Bitcoin Price Briefly Spikes towards $30K Following False Alarm on Spot ETF Approval Leading to High Liquidations

While experts forecast the US SEC will approve a spot Bitcoin ETF within the next six months, the BlackRock’s officials confirmed that it has not received a green light on its application.

Bitcoin (BTC) price experienced heightened volatility on Monday, which briefly pushed the mothercoin towards $30k. However, Bitcoin price had since stabilized around $28.2k on Tuesday, but notable damage had already been done to leverage traders. According to market aggregate data provided by Coinglass, more than $111 million was liquidated from the Bitcoin market in the past 24 hours. Notably, the heightened Bitcoin’s volatility was caused by a piece of fake news perpetrated by Cointelegraph that the United States Securities and Exchanges Commission (SEC) had approved the BlackRock Inc’s (NYSE: BLK) iShares spot Bitcoin Exchange Traded Fund (ETF).

The fake news was quickly debunked due to the lack of evidence to support the ointelegraph claims. Additionally, BlackRock confirmed that its spot Bitcoin ETF application is still under review by the SEC. Nonetheless, crypto traders continued to ride the wave, which has seen Bitcoin’s daily average traded volume spike more than double in the past 24 hours to about $28 billion.

Bitcoin Gets a Slight Taste of Spot ETF Approval

As Bitcoin price struggled to rally beyond $28k, the claims of a spot ETF approval saw FOMO traders long the instrument within short periods. According to the latest market data provided through TradingView, Bitcoin’s dominance gained about 1.4 percent in the past five days over the altcoin market to about 51.66 percent. Notably, crypto traders are eagerly awaiting a spot ETF approval in the United States as it will open up floodgates of new money from institutional investors seeking to hedge against high fiat inflation.

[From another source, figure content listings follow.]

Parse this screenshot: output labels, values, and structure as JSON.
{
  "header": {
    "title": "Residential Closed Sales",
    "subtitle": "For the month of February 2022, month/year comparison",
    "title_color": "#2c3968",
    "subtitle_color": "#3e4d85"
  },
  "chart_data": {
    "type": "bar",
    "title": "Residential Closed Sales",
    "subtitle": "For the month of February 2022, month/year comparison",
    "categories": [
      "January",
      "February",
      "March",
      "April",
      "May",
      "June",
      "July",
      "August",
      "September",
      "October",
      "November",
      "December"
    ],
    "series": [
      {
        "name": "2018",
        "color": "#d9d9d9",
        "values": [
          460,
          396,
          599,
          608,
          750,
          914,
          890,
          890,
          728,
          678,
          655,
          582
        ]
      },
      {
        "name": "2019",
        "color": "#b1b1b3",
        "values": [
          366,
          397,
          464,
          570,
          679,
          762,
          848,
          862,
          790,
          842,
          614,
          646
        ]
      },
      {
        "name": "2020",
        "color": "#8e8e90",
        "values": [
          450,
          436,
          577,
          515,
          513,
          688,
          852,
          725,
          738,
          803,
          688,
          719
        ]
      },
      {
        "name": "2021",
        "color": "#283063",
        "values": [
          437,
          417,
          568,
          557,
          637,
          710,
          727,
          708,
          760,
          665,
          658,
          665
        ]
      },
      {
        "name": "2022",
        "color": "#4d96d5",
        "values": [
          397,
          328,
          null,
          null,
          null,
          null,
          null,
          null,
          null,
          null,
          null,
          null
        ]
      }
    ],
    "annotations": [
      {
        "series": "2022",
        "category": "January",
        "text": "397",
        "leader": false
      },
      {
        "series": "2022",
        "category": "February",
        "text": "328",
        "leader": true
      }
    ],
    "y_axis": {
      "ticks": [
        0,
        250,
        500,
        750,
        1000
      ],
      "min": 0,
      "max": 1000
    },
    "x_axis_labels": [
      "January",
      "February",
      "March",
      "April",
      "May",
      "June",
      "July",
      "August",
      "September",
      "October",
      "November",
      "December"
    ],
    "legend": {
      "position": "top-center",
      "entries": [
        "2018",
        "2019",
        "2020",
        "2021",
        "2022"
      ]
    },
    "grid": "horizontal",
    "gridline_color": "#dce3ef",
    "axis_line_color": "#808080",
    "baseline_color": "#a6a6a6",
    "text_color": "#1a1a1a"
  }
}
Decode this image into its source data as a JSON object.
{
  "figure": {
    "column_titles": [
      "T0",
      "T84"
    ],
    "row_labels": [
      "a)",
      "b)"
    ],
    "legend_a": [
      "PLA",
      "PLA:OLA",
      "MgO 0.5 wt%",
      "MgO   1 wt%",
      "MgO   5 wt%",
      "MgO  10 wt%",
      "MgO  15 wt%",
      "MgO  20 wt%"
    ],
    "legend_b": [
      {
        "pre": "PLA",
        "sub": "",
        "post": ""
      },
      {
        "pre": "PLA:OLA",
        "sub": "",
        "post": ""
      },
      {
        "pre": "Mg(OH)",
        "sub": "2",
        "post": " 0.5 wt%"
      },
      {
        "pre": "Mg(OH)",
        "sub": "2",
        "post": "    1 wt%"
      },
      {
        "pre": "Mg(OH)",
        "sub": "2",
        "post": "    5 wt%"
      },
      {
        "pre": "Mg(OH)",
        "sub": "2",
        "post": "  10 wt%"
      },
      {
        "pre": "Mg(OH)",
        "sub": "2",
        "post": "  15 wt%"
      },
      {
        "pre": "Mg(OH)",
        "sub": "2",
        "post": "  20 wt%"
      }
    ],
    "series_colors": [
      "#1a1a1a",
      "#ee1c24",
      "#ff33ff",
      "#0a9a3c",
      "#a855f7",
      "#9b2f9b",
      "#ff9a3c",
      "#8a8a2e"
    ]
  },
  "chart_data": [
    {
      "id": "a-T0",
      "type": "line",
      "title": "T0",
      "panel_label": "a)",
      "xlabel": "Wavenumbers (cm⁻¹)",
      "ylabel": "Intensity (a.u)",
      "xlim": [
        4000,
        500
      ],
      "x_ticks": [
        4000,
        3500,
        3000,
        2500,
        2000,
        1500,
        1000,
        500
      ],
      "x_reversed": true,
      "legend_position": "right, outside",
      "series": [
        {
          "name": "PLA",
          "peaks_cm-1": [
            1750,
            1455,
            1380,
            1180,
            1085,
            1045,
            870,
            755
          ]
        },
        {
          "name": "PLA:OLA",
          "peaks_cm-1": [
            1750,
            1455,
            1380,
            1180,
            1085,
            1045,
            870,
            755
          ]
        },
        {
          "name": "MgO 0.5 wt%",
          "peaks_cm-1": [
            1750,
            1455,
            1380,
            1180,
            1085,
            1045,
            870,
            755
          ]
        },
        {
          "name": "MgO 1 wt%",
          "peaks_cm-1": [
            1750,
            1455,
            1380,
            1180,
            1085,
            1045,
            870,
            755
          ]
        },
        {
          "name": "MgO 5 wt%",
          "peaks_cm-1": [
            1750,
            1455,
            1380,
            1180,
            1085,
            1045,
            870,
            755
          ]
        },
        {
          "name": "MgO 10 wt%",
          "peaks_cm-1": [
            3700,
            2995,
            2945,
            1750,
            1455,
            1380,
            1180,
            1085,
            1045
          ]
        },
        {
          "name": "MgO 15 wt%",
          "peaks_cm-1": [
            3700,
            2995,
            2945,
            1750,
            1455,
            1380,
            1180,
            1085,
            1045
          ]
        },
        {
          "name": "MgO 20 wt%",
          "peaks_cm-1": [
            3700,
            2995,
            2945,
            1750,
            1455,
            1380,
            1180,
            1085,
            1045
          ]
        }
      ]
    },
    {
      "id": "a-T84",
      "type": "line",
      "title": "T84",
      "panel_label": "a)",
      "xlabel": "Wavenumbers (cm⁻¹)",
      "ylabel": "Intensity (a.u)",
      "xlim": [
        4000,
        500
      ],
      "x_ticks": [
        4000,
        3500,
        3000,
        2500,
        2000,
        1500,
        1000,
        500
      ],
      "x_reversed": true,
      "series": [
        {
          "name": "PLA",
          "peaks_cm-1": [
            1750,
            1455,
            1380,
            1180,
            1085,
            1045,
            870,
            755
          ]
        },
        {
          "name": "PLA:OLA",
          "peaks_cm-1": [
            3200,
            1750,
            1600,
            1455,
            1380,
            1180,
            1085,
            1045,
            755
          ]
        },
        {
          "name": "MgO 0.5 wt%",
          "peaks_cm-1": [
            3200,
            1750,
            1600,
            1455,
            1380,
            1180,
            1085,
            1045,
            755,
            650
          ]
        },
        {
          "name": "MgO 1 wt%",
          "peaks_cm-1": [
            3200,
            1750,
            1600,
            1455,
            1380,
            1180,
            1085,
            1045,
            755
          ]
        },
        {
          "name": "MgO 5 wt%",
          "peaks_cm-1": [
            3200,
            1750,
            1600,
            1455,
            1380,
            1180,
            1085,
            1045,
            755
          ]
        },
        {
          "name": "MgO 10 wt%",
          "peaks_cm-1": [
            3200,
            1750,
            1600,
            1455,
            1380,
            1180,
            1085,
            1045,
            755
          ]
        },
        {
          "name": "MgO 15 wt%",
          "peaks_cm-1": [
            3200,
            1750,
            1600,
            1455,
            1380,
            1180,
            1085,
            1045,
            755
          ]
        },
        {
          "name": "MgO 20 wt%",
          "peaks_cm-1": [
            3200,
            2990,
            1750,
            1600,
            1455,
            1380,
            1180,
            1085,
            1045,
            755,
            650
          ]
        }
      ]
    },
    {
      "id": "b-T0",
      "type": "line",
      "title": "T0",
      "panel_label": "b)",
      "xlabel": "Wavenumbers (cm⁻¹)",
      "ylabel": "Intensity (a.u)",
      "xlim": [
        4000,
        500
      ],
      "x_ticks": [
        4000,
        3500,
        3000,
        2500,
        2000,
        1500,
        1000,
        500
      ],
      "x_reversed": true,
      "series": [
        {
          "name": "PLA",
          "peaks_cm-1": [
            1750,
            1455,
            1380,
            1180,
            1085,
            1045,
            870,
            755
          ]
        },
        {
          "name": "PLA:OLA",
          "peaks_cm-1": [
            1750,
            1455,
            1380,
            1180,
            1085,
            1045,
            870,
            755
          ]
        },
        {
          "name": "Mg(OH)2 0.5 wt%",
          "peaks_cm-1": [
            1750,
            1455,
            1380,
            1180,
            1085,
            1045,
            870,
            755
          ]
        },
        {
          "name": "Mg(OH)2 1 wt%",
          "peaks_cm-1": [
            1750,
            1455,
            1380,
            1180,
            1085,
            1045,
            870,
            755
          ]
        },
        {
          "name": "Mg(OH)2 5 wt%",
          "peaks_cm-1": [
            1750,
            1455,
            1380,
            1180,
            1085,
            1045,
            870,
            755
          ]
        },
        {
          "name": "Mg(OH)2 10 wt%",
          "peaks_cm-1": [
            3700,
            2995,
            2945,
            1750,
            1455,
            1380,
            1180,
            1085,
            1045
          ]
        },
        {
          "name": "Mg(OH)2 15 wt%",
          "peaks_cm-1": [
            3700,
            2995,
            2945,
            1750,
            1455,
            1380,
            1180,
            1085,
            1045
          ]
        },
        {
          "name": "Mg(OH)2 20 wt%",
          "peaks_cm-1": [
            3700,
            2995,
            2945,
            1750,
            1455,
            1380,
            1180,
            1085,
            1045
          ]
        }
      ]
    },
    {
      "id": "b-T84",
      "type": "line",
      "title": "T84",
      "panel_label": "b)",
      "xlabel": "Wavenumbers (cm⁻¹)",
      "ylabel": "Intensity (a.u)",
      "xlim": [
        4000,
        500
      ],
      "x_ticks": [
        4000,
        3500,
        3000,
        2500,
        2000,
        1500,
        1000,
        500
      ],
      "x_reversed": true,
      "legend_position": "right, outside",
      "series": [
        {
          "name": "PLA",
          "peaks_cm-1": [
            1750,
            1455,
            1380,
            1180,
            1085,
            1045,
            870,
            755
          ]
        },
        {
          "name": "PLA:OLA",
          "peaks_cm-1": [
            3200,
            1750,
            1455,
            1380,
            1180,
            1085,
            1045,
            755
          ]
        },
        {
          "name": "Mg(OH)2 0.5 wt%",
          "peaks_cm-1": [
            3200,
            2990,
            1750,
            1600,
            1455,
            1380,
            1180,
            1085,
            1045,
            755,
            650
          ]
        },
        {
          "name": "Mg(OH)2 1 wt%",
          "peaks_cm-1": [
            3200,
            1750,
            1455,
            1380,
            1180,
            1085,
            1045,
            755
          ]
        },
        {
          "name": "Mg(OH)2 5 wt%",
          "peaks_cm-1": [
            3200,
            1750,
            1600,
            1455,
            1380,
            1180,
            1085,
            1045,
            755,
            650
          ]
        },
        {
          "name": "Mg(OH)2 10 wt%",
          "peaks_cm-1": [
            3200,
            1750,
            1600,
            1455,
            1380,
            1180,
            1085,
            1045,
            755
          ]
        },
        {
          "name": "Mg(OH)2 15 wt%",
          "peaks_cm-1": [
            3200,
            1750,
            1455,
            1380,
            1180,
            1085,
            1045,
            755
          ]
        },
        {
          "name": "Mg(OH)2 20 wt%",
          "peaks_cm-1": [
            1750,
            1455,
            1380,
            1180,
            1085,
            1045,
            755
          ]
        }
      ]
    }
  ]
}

The US SEC is currently reviewing a dozen of spot ETF applications and market experts believe the agency could approve all of them at once to avoid giving any fund manager a head start. Moreover, the SEC did not appeal the Grayscale Investments’ ruling which significantly raised the chances of a spot ETF approval.

“Given the pressure the SEC has faced from the courts and the US House Financial Services Committee, it is a question of when, not if, these approvals get the green light. When these approvals happen, it will open up new possibilities for a number of sovereign, pension funds, IRAs, and 401k as well as other institutions who, before this point, may not have had access to digital asset investment opportunities,” said Philippe Bekhazi, the Chief Executive Officer at XBTO Global.

Nonetheless, a former computer intelligence consultant who is popularly known for leaking classified documents belonging to the United States National Security Agency (NSA), Edward Snowden, recently noted during the Bitcoin Amsterdam 2033 conference that a spot ETF approval will lead to more regulatory scrutiny to a path on economic freedom.